My grandfather milked cows and raised other livestock, and eventually retired, leaving the farm to my uncle Cyril, the second oldest son after my father. My grandparents built themselves a little bungalow, Glan Garreg, that perches on the hillside overlooking the village, on a small parcel cut out from one of Cwmcignant’s lower pastures.
It was in Glan Garreg’s sloping driveway that I learned to ride a bike, and I can’t pass the little house by without immediately thinking of that day and what it has meant for my life. much of which is obvious, only in retrospect.
The key thing, I think, is that they finally just left me alone. I’d been trying to learn to ride, back in the States, my father holding the back of my seat and running alongside me, over and over, but my young mind failing to take to the task. In Wales for the summer of 1979, I was presented with a small red bike with hard white tires, and after a few minutes of watching me tentatively pacing around the driveway with it, my parents and grandparents went inside to drink tea and eat the gloriously sweet cakes my grandmother was known for.
I have always liked being left alone to think my own thoughts and make my own decisions, and so, standing there at the top of the drive, I threw a leg over this borrowed bike and thought about how it might work. It came to me suddenly that, with the slope of the driveway, I likely didn’t need to pedal, that I could focus all my fragile attention on just keeping the thing upright, and so I lifted my feet and glided away, swooping down one side and up the other like a small bird gliding between tree branches.
You know how that felt. Revelatory. Ground-shifting. As if in the space of 40 feet I’d become a different person. After another few runs, to confirm my expertise, I ran inside to summon the grownups, to demonstrate my inchoate brilliance.

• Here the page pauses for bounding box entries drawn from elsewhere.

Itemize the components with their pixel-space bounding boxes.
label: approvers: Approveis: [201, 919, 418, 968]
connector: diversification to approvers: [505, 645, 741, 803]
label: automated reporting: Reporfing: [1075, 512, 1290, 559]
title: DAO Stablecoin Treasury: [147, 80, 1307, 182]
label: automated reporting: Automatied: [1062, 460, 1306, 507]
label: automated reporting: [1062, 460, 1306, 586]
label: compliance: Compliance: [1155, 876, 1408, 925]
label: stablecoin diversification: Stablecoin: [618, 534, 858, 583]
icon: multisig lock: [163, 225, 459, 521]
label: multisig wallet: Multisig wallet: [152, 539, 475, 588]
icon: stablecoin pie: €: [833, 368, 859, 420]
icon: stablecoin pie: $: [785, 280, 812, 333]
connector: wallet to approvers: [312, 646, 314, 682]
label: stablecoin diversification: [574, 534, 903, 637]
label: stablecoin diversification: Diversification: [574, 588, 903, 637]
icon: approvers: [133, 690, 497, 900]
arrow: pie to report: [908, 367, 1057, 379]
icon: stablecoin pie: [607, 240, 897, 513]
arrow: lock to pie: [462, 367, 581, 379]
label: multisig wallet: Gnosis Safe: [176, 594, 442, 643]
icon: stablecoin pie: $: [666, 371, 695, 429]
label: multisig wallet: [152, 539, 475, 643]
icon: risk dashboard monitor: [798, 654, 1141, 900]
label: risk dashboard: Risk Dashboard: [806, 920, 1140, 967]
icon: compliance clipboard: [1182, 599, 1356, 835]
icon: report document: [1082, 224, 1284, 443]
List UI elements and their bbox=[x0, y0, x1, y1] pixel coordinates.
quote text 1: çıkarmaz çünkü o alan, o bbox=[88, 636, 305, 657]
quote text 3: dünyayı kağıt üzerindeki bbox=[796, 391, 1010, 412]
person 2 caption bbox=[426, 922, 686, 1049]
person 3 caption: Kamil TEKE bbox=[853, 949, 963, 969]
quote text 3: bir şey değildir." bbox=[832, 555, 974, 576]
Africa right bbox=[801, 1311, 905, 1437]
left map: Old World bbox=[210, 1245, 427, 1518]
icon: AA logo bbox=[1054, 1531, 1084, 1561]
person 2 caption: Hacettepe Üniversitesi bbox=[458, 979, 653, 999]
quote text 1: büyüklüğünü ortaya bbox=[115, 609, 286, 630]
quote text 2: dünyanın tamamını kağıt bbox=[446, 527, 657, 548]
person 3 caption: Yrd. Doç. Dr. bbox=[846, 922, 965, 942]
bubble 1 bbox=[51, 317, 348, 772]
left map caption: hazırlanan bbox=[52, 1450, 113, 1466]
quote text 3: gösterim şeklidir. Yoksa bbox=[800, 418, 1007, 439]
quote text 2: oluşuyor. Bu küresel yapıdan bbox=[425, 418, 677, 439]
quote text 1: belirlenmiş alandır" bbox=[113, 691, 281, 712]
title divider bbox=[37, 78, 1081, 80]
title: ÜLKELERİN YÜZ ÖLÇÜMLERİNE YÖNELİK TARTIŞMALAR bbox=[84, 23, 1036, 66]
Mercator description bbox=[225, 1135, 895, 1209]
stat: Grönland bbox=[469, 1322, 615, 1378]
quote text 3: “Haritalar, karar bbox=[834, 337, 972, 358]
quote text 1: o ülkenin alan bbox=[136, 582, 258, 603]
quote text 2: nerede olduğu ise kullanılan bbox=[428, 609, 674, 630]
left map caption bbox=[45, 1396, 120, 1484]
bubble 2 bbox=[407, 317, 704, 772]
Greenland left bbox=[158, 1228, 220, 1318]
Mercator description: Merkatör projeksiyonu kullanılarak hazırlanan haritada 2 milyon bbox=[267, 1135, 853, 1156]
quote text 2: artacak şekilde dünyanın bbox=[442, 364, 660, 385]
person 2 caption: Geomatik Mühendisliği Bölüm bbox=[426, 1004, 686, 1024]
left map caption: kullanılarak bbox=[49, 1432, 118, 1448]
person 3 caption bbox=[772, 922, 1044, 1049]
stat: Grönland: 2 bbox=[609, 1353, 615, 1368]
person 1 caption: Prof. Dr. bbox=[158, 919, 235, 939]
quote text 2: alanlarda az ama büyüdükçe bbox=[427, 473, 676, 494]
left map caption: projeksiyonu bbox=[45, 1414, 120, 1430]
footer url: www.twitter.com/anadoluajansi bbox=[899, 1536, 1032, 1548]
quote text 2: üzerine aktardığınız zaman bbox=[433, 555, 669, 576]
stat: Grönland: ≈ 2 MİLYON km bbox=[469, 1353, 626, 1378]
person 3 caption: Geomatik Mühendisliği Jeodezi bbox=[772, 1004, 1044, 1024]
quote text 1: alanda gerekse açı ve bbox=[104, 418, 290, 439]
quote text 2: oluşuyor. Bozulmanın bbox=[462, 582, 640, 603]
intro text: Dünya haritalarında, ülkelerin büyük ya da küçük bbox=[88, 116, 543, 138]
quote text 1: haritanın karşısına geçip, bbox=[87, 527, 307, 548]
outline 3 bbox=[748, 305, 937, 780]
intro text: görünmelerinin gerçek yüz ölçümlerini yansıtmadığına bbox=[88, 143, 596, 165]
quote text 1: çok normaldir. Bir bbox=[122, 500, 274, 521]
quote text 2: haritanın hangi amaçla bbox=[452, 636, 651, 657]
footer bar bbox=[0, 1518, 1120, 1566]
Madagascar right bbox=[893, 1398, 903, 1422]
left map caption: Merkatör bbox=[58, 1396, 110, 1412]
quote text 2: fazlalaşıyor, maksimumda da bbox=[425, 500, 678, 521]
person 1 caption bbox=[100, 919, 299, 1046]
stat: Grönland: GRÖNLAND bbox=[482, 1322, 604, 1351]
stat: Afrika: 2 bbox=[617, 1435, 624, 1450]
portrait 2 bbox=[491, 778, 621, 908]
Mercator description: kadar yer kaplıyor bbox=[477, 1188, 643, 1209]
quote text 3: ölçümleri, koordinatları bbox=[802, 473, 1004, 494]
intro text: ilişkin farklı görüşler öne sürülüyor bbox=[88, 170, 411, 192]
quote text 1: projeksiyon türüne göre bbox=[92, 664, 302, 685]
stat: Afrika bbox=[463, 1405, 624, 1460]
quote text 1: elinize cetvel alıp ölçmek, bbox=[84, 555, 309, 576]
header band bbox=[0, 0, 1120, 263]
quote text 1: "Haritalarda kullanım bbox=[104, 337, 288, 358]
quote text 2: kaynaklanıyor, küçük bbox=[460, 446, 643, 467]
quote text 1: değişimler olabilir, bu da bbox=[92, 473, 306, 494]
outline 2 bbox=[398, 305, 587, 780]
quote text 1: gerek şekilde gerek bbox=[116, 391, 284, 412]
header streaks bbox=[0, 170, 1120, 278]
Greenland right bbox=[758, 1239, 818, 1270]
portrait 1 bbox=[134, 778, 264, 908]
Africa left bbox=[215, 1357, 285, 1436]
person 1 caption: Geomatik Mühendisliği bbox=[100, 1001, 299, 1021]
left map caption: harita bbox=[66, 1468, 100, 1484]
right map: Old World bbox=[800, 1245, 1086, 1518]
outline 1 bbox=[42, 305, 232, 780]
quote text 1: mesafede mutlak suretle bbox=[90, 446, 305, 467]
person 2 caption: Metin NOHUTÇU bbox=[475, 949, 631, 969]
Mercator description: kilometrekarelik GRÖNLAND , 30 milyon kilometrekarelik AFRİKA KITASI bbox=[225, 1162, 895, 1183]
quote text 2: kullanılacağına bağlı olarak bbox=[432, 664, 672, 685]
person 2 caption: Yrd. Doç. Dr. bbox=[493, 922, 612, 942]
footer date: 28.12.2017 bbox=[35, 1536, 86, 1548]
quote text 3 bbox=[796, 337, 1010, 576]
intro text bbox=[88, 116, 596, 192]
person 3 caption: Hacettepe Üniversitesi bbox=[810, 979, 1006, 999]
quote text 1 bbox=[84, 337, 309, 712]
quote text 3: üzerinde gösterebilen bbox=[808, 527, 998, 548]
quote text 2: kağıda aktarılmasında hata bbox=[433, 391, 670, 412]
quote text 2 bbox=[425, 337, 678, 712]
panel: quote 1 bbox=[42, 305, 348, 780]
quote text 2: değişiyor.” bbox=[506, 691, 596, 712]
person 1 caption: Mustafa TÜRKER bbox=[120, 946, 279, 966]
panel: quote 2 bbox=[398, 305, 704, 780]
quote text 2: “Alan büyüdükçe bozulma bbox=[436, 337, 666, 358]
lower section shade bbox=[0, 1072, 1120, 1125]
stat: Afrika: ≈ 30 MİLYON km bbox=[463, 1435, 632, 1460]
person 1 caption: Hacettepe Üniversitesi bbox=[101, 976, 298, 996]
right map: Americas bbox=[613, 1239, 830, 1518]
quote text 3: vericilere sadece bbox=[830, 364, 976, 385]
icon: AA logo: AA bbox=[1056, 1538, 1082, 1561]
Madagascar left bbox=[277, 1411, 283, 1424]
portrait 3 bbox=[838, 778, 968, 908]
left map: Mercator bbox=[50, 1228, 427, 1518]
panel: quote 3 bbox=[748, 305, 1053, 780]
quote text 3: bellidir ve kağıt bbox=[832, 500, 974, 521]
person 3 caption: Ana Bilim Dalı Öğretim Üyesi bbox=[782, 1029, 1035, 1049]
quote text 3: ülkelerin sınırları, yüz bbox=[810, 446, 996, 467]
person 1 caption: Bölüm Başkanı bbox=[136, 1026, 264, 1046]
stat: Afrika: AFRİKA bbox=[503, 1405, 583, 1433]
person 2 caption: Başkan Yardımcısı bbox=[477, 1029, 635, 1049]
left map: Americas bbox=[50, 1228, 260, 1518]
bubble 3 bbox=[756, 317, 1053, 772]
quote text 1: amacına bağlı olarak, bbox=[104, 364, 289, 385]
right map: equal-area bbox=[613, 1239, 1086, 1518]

The next day I took my first bike ride, out of Glan Garreg’s steep drive into the narrow lane that led up the hill to Cwmcignant. I was fortunate to be the only one on the road that morning, because it is indeed a sketchy stretch, hemmed by high hedges with not nearly enough room for two cars to pass each other, though they frequently did and still do at high speed.
I recall a feeling of unfamiliar elation as I escaped the orbit of my parents, as I pushed out into a realm I hadn’t previously fathomed, independence, this ride culminating 3-4 minutes later in the equally steep paved yard of the farm, where my uncle strode about in a pair of coveralls and Wellies after the morning’s milking, my younger cousins, Hailey and Melvin bubbling around in the house, just waiting for their American cousin to join whatever nonsense the day might offer.
Of course, I didn’t know at the time how concisely this experience would encapsulate my personality and path, how a short ride on a terrible little toy bike would mark me out as problematically independent, restlessly adventurous, and absolutely obsessed with taking myself places under my own power, in my own time and in my own way.
Last week we drove into the village from the west, the A44 from Aberystwyth, skirting the edge of Newtown, up through Caersws, and passing first Cwmcignant on the left and then Glan Garreg on the right, before dropping down into the village, Bettws Cedewain where much of the family lives now. I didn’t bore my kids with this story. They’ve heard it before and likely forgotten it. But I never will, and I will never pass these holy bits of manure smelling countryside without a giddy sense of joy for what they gave me.